Fortunately for the anomalous pair, the king finds them entertaining and instead uses them to impress the emperor of Cochin China. Thus, at the age of seven, they begin the journey that will lead them to America, where they achieve a modest fame (becoming the attraction for which the term "Siamese Twins" was coined) and are courted (unsuccessfully) by P. T. Barnum, who offers to establish them as a sideshow in his circus.
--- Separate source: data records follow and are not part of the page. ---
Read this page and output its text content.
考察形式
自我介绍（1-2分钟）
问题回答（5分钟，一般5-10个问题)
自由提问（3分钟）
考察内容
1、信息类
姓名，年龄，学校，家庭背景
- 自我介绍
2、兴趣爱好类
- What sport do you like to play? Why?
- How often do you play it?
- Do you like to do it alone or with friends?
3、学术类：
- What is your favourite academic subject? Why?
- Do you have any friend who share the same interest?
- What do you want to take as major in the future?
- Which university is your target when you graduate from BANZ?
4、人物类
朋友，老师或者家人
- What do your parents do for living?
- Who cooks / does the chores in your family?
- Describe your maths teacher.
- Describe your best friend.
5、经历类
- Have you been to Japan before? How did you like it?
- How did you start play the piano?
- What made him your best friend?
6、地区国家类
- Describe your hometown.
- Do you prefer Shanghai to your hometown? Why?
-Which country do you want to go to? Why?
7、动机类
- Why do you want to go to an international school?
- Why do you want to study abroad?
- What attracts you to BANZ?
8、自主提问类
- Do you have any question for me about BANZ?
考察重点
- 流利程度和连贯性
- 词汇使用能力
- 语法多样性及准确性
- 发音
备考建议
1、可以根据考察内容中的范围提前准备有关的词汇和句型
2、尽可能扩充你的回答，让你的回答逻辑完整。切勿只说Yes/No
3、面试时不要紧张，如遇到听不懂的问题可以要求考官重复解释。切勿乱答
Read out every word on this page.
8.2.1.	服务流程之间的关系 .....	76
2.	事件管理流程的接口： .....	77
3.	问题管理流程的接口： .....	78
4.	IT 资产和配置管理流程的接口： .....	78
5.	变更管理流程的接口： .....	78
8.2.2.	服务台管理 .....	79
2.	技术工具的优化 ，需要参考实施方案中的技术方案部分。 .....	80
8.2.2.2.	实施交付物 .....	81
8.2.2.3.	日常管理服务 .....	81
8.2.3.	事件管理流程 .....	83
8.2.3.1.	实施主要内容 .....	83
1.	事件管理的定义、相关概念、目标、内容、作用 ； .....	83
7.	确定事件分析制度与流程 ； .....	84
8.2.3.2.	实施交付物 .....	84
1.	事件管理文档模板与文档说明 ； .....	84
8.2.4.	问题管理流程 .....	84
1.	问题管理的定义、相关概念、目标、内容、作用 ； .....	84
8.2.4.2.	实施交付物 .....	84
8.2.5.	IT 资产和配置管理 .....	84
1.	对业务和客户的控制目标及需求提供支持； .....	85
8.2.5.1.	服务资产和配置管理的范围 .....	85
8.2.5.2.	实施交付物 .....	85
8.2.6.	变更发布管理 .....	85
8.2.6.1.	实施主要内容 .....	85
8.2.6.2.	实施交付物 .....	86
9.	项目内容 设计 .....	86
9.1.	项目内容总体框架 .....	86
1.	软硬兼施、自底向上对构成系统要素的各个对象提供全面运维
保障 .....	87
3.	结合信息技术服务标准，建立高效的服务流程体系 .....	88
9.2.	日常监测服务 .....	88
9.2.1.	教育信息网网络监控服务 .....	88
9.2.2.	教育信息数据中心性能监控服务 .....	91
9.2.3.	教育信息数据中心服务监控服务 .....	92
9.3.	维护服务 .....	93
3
Strauss's ambitious novel not only explores the dualities that exist within an individual but also the ironies that are implicit when two individuals are physically joined. In alternating chapters, Chang and Eng reveal how they became famous as a human spectacle, as well as the later and in many ways more fascinating part of their lives, when they meet and marry Adelaide and Sarah Yates. This paired narrative describes how the twins strive to live lives they had believed impossible—that of married family men, farmers sharing a domestic life in North Carolina. The two stories evolve at an even pace, each with its own timeline, so the leaps back and forth between their early and later lives are not disruptive. Rather, the two story lines motivate each other, revealing not only the impossibly sad longings for normalcy in a life as a public curiosity but also a candid look at the curiosities of their marriages and their—quite literally—tangled love lives.
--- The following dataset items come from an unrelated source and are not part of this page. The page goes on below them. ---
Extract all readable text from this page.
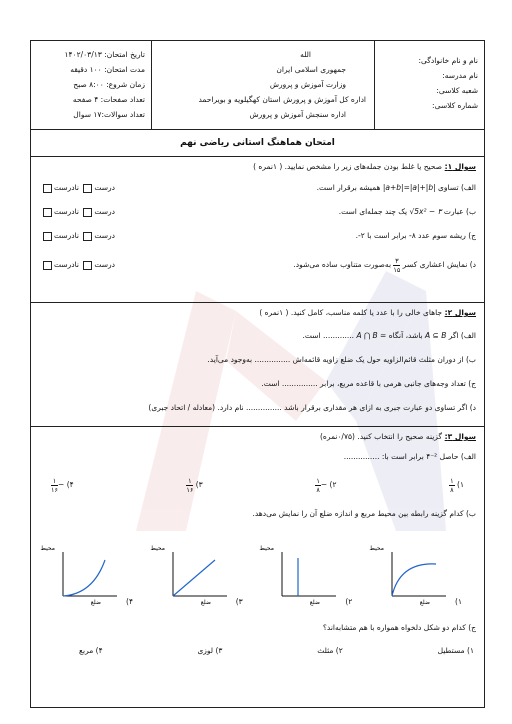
نام و نام خانوادگی:
نام مدرسه:
شعبه کلاسی:
شماره کلاسی:
الله
جمهوری اسلامی ایران
وزارت آموزش و پرورش
اداره کل آموزش و پرورش استان کهگیلویه و بویراحمد
اداره سنجش آموزش و پرورش
تاریخ امتحان: ۱۴۰۲/۰۳/۱۳
مدت امتحان: ۱۰۰ دقیقه
زمان شروع: ۸:۰۰ صبح
تعداد صفحات: ۴ صفحه
تعداد سوالات:۱۷ سوال
امتحان هماهنگ استانی ریاضی نهم
سوال ۱: صحیح یا غلط بودن جمله‌های زیر را مشخص نمایید. ( ۱نمره )
الف) تساوی |a+b|=|a|+|b| همیشه برقرار است.
درست نادرست
ب) عبارت √5x² − ۳ یک چند جمله‌ای است.
درست نادرست
ج) ریشه سوم عدد ۸- برابر است با ۲-.
درست نادرست
د) نمایش اعشاری کسر
$\frac{۳}{۱۵}$
به‌صورت متناوب ساده می‌شود.
درست نادرست
سوال ۲: جاهای خالی را با عدد یا کلمه مناسب، کامل کنید. ( ۱نمره )
الف) اگر A ⊆ B باشد، آنگاه A ⋂ B = ............. است.
ب) از دوران مثلث قائم‌الزاویه حول یک ضلع زاویه قائمه‌اش ............... به‌وجود می‌آید.
ج) تعداد وجه‌های جانبی هرمی با قاعده مربع، برابر ............... است.
د) اگر تساوی دو عبارت جبری به ازای هر مقداری برقرار باشد ............... نام دارد. (معادله / اتحاد جبری)
سوال ۳: گزینه صحیح را انتخاب کنید. (۰/۷۵نمره)
الف) حاصل ۴⁻² برابر است با: ...............
۱)
$\frac{۱}{۸}$
۲) −
$\frac{۱}{۸}$
۳)
$\frac{۱}{۱۶}$
۴) −
$\frac{۱}{۱۶}$
ب) کدام گزینه رابطه بین محیط مربع و اندازه ضلع آن را نمایش می‌دهد.
۱)
محیط
ضلع
۲)
محیط
ضلع
۳)
محیط
ضلع
۴)
محیط
ضلع
ج) کدام دو شکل دلخواه همواره با هم متشابه‌اند؟
۱) مستطیل
۲) مثلث
۳) لوزی
۴) مربع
Although Chang and Eng is extensively researched, Strauss makes wise and gentle use of the biographical record, giving the characters and their fictionalized private lives precedence over the historical gaps or fabled accounts that could constrain the telling. From mutant boys of the Mekong River to the playthings of the king of Siam, curiosities shanghaied from their homeland by opportunistic businessmen to slaveholding North Carolina planters at the dawn of the Civil War, Chang and Eng are treated as characters and not as subjects, their fates impossible to predict. Although Eng's lifelong desire to be alone—severed from his brother—robs both their lives of a certain level of contentment, his fate is ultimately one of separation. At the age of 63, he awakens to find that his brother is dead and knows that his own death is imminent. How he copes with finally getting his wish proves the truth of his father's adage.
Chang and Eng's struggle to live as individuals in a body the world saw as a single, nonhuman creature is nothing short of heartbreaking. But in Strauss's story, the "creature" dissolves, allowing us to experience in Chang and Eng's lives our own conflicted needs and hopes and to see that their tale is, against all odds, a profoundly human one.